Customers who buy an IoT-enabled product should know that the device will always transmit some data over the internet. It is how they work, and it is what makes them so easy to set, adjust, and control.
But there are limits to what data the devices should and should not transmit. Some information, that may be normal for an Original Equipment Manufacturer to gather and transfer. But it may not be acceptable for the end-user.
As the study has shown, most devices gathered an excessive amount of data: IP addresses, devices’ specs, usage habits, and location. The devices were not only sending collected data to OEM. They were also sharing it with third party-companies, even those who had nothing to do with the customer.
For instance, most of the TVs have sent info about the TV model and location to Netflix. But the researches haven’t installed Netflix on any of the TVs.
Among those third-parties, we can see many advertising companies. They are using the provided data to better target ads to the clients.
Back in 2017, the CIA has developed the malware which kept smart TVs on to record customers’ conversations. The “Weeping Ange” project, or so-called “Fake-Off mode” could have put people’s personal lives to danger, exposing their sensitive information.
OEMs of the IoT enabled devices are trying to resolve the issue by providing the customers with privacy policies. Before starting to use the product, the client can read the document describing what data the product collects. Also, the document contains info about what purpose the collected data serves. To use the product, the customer has to accept the policy.
But still — privacy policies are not an effective solution to the problem. But most of the time such documents are hefty and full of legalese. They are hard to read and comprehend, and most of the users just skip those.
The data encryption solves the problem in a certain way. It makes it harder to steal the data. And at the same time encryption makes it harder for researchers to learn, what it actually is that the company gathers. This way, they have little to no ways to see if the OEM is the only one who receives the transferred data.
The real solution to the problem would be strict regulation. The law must limit the number of companies that extract the data from IoT enabled devices.
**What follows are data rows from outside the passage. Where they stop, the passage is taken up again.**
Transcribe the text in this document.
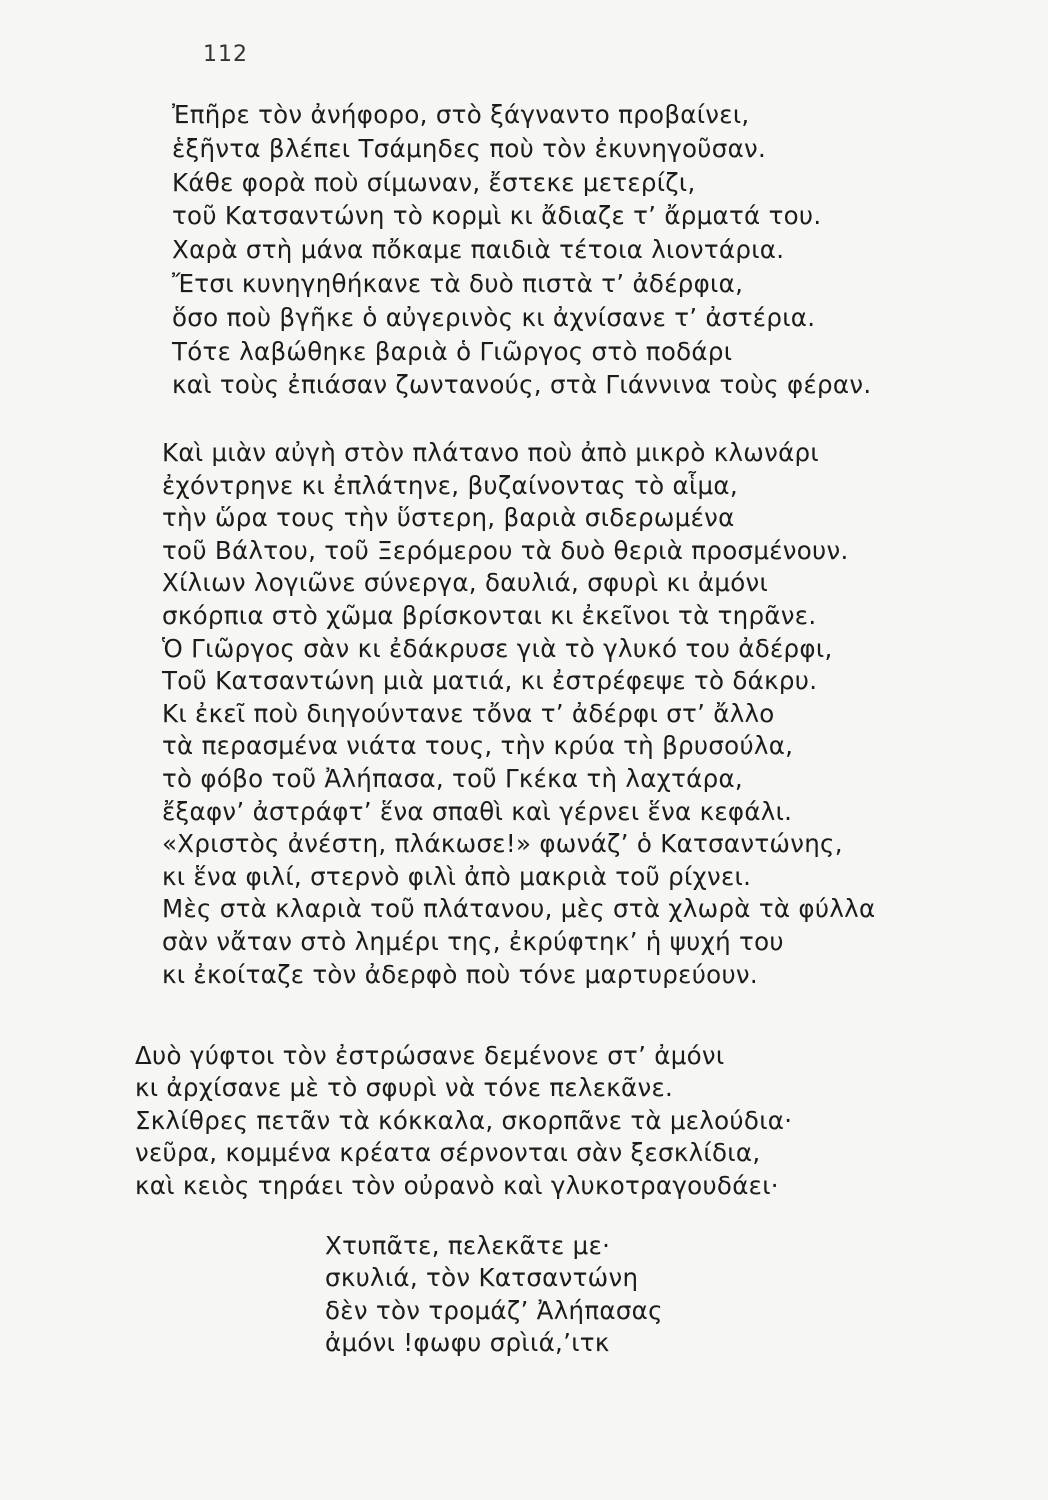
112
Ἐπῆρε τὸν ἀνήφορο, στὸ ξάγναντο προβαίνει,
ἑξῆντα βλέπει Τσάμηδες ποὺ τὸν ἐκυνηγοῦσαν.
Κάθε φορὰ ποὺ σίμωναν, ἔστεκε μετερίζι,
τοῦ Κατσαντώνη τὸ κορμὶ κι ἄδιαζε τ’ ἄρματά του.
Χαρὰ στὴ μάνα πὄκαμε παιδιὰ τέτοια λιοντάρια.
Ἔτσι κυνηγηθήκανε τὰ δυὸ πιστὰ τ’ ἀδέρφια,
ὅσο ποὺ βγῆκε ὁ αὐγερινὸς κι ἀχνίσανε τ’ ἀστέρια.
Τότε λαβώθηκε βαριὰ ὁ Γιῶργος στὸ ποδάρι
καὶ τοὺς ἐπιάσαν ζωντανούς, στὰ Γιάννινα τοὺς φέραν.
Καὶ μιὰν αὐγὴ στὸν πλάτανο ποὺ ἀπὸ μικρὸ κλωνάρι
ἐχόντρηνε κι ἐπλάτηνε, βυζαίνοντας τὸ αἷμα,
τὴν ὥρα τους τὴν ὕστερη, βαριὰ σιδερωμένα
τοῦ Βάλτου, τοῦ Ξερόμερου τὰ δυὸ θεριὰ προσμένουν.
Χίλιων λογιῶνε σύνεργα, δαυλιά, σφυρὶ κι ἀμόνι
σκόρπια στὸ χῶμα βρίσκονται κι ἐκεῖνοι τὰ τηρᾶνε.
Ὁ Γιῶργος σὰν κι ἐδάκρυσε γιὰ τὸ γλυκό του ἀδέρφι,
Τοῦ Κατσαντώνη μιὰ ματιά, κι ἐστρέφεψε τὸ δάκρυ.
Κι ἐκεῖ ποὺ διηγούντανε τὄνα τ’ ἀδέρφι στ’ ἄλλο
τὰ περασμένα νιάτα τους, τὴν κρύα τὴ βρυσούλα,
τὸ φόβο τοῦ Ἀλήπασα, τοῦ Γκέκα τὴ λαχτάρα,
ἔξαφν’ ἀστράφτ’ ἕνα σπαθὶ καὶ γέρνει ἕνα κεφάλι.
«Χριστὸς ἀνέστη, πλάκωσε!» φωνάζ’ ὁ Κατσαντώνης,
κι ἕνα φιλί, στερνὸ φιλὶ ἀπὸ μακριὰ τοῦ ρίχνει.
Μὲς στὰ κλαριὰ τοῦ πλάτανου, μὲς στὰ χλωρὰ τὰ φύλλα
σὰν νἄταν στὸ λημέρι της, ἐκρύφτηκ’ ἡ ψυχή του
κι ἐκοίταζε τὸν ἀδερφὸ ποὺ τόνε μαρτυρεύουν.
Δυὸ γύφτοι τὸν ἐστρώσανε δεμένονε στ’ ἀμόνι
κι ἀρχίσανε μὲ τὸ σφυρὶ νὰ τόνε πελεκᾶνε.
Σκλίθρες πετᾶν τὰ κόκκαλα, σκορπᾶνε τὰ μελούδια·
νεῦρα, κομμένα κρέατα σέρνονται σὰν ξεσκλίδια,
καὶ κειὸς τηράει τὸν οὐρανὸ καὶ γλυκοτραγουδάει·
Χτυπᾶτε, πελεκᾶτε με·
σκυλιά, τὸν Κατσαντώνη
δὲν τὸν τρομάζ’ Ἀλήπασας
ἀμόνι !φωφυ σρὶιά,’ιτκ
It makes sense for an OEM to gather your information, but we don’t need advertisers getting too close.
It is obvious that people will keep on surrounding themselves with connected devices. Doing so, it is important to do thorough research on not only the product you are looking to buy. And try to be cautious when purchasing IoT products with built-in cameras and microphones.
Apart from that, look into the OEM which you are buying from. A decent IoT developer makes privacy a default. The company makes sure that the data does not get in the hands of third party companies from day one — not after the wrist slaps from the media. Therefore the set of data serves one and only purpose of powering the IoT infrastructure.